◆白ゆき姫殺人事件(日)

 巧者、くせ者がそろった中で映画初出演のモデル菜々緒の好演が目を引く。

 山中で発見される美人OLの刺殺体。ツイッターをツールに職場仲間が垂れ流すゴシップが「真相」をゆがめていく。湊かなえ原作の「今」をとらえたミステリーだ。

 殺されたOL菜々緒の二面性がキーとなる。美人で気立てのいいはずが、裏には正反対の一面が。まるでTBS系「内村とザワつく夜」に出てくる「嫌なオンナ」の典型である。

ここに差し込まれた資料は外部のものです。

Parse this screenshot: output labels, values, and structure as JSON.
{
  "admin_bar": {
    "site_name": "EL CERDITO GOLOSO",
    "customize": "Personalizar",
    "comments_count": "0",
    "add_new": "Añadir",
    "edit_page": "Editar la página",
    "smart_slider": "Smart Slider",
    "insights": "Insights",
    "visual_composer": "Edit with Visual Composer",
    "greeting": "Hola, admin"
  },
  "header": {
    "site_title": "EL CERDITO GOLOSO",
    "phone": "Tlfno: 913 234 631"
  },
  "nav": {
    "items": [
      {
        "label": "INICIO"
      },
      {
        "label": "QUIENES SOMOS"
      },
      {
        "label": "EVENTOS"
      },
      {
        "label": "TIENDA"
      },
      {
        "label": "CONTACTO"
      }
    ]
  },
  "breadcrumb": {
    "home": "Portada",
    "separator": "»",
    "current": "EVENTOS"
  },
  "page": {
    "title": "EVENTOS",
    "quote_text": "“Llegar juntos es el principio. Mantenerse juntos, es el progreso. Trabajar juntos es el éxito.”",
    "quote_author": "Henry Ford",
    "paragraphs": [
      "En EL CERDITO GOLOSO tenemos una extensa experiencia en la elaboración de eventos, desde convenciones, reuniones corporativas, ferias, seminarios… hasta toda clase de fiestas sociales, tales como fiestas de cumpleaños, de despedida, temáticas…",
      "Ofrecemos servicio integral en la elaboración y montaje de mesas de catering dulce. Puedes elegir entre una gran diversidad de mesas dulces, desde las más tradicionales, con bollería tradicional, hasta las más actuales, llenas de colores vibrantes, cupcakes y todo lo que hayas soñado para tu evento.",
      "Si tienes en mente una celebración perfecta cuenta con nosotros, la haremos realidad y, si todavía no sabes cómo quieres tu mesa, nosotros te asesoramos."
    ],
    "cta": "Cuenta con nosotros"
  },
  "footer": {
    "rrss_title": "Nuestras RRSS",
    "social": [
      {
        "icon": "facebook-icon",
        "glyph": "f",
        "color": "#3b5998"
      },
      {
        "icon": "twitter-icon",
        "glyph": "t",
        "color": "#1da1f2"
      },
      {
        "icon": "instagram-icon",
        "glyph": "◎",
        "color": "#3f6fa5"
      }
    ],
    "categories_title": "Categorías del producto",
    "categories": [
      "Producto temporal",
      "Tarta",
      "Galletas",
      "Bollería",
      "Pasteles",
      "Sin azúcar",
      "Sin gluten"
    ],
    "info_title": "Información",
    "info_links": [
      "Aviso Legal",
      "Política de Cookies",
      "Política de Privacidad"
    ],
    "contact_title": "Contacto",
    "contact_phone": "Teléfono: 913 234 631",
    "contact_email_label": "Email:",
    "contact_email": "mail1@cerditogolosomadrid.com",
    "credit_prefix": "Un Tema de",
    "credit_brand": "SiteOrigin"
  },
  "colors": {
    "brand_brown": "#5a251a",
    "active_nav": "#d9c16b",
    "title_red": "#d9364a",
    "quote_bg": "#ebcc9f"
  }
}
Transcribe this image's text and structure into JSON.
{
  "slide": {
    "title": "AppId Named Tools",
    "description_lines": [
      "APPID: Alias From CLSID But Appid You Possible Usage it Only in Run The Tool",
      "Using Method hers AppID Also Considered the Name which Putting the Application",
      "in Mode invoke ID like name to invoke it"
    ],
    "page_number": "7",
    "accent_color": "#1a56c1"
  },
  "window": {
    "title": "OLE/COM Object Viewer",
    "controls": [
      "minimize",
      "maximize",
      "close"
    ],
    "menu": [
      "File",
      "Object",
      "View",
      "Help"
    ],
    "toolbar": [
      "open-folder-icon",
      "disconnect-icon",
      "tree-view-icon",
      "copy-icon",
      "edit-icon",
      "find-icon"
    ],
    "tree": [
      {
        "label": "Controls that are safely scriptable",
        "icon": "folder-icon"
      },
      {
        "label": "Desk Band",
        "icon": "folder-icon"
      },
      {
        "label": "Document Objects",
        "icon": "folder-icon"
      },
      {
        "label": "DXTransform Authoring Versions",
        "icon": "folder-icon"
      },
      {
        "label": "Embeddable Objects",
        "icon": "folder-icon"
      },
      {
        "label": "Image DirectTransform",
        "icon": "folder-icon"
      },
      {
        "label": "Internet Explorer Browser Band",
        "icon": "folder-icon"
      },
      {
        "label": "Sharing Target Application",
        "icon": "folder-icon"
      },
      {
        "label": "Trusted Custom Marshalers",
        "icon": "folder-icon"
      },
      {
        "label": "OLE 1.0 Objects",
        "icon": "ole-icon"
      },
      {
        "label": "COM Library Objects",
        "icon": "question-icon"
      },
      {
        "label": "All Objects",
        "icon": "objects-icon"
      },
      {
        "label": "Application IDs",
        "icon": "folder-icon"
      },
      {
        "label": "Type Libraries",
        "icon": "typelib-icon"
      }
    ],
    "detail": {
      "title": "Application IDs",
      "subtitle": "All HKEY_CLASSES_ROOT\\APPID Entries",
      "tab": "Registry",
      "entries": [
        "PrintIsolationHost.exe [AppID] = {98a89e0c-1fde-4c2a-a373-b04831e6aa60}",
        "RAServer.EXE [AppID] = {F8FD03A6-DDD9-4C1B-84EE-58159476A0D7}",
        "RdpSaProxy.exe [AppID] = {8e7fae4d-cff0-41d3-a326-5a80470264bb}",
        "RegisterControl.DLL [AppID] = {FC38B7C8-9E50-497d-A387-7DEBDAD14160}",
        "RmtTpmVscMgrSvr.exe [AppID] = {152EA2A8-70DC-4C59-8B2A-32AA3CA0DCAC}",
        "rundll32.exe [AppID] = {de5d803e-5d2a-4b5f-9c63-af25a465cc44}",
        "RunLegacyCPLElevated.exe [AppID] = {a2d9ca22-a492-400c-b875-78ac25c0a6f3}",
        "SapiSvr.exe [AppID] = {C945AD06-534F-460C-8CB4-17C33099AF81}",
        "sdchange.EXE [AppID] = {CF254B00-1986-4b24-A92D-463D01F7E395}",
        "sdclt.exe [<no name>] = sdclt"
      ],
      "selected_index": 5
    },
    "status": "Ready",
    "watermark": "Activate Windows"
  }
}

 バラエティーは劇画的に二面を際立たせるが、中村義洋監督は同じはずの場面が微妙な角度のズレで違って見えるような繊細な演出をほどこしている。さっきの笑顔があらためて見ると悪意に満ちたものになっている。その違いを目と口元だけで演じ分ける菜々緒がうまい。ファッションショーでは絶対に見せない「怖い笑顔」である。

 主演の井上真央は「華」を隠し、綾野剛はこれ以上ないくらい情けない。蓮仏美沙子の語りの現実味は半端ではない。貫地谷しほりは思いっきりむさ苦しく、ダンカンも怪演だ。